Stross's response is to say that we already have it to some degree: grandmaster-level chess-playing computers, expert medical diagnosis systems, self-driving cars, etc. But he doesn't quite mention what I wish he had, which is that general intelligence is a whole different animal. Writing a program to solve a single problem like playing chess may be computationally challenging, but it's not intelligence. Krugman gives him a good lead-in to this topic:
[W]hen I took computer science... the instructor told us all that by getting chess-playing computer programs we'd learn a lot about the nature of consciousness, and we ended up learning a lot about the nature of chess.

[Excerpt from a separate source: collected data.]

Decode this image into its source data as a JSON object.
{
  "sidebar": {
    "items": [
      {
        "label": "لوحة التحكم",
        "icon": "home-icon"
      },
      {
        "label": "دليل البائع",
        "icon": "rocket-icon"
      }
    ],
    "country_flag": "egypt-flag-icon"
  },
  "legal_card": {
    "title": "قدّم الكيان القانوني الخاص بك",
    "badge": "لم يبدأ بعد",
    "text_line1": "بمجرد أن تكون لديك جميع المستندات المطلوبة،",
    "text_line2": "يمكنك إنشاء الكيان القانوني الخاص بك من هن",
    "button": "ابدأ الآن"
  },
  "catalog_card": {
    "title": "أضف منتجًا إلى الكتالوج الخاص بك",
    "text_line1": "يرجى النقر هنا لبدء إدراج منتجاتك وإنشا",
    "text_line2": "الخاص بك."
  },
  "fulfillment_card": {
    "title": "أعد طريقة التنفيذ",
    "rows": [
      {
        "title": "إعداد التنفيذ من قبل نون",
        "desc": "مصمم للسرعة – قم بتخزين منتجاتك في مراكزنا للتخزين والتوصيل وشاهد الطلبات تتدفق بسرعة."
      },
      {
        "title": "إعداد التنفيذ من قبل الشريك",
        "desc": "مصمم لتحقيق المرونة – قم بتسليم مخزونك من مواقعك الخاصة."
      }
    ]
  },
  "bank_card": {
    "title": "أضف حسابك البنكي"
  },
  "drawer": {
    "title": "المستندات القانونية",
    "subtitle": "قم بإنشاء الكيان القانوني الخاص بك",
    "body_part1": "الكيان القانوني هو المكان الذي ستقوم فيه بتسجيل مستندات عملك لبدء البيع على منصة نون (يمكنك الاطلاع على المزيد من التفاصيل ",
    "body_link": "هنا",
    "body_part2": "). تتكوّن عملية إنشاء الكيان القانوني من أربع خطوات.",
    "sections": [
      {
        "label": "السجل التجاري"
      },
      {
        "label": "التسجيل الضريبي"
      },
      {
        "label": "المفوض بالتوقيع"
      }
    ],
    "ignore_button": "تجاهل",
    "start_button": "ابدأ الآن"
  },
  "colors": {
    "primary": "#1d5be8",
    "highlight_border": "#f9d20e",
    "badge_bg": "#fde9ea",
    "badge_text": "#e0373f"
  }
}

That's probably inevitable when focusing on a specific problem like chess. It's pretty clear that Deep Blue (the chess supercomputer that beat Kasparov in 1997) was not simulating the thought process of an actual chess grandmaster in any meaningful way. This subject is incredibly deep, more so than I want to go into right here. Stross does mention one interesting quote from Edsger Dijkstra: "The question of whether a machine can think is no more interesting than the question of whether or not a submarine can swim."
I'm not sure I agree with Dijkstra on this one. What he seems to mean is that problems of definition overwhelm what you really want to talk about, so that the question becomes meaningless. But one could take him to mean that a submarine is a mechanism to accomplish the same task that swimming accomplishes for living things. If so, then analogously an AI computer should accomplish the same tasks that thought accomplishes for living things. Clearly we do not possess such an AI today - our best computers only accomplish tiny subsets of what our brains can do. But the question is certainly more interesting that definitional ones about whether submarines "swim."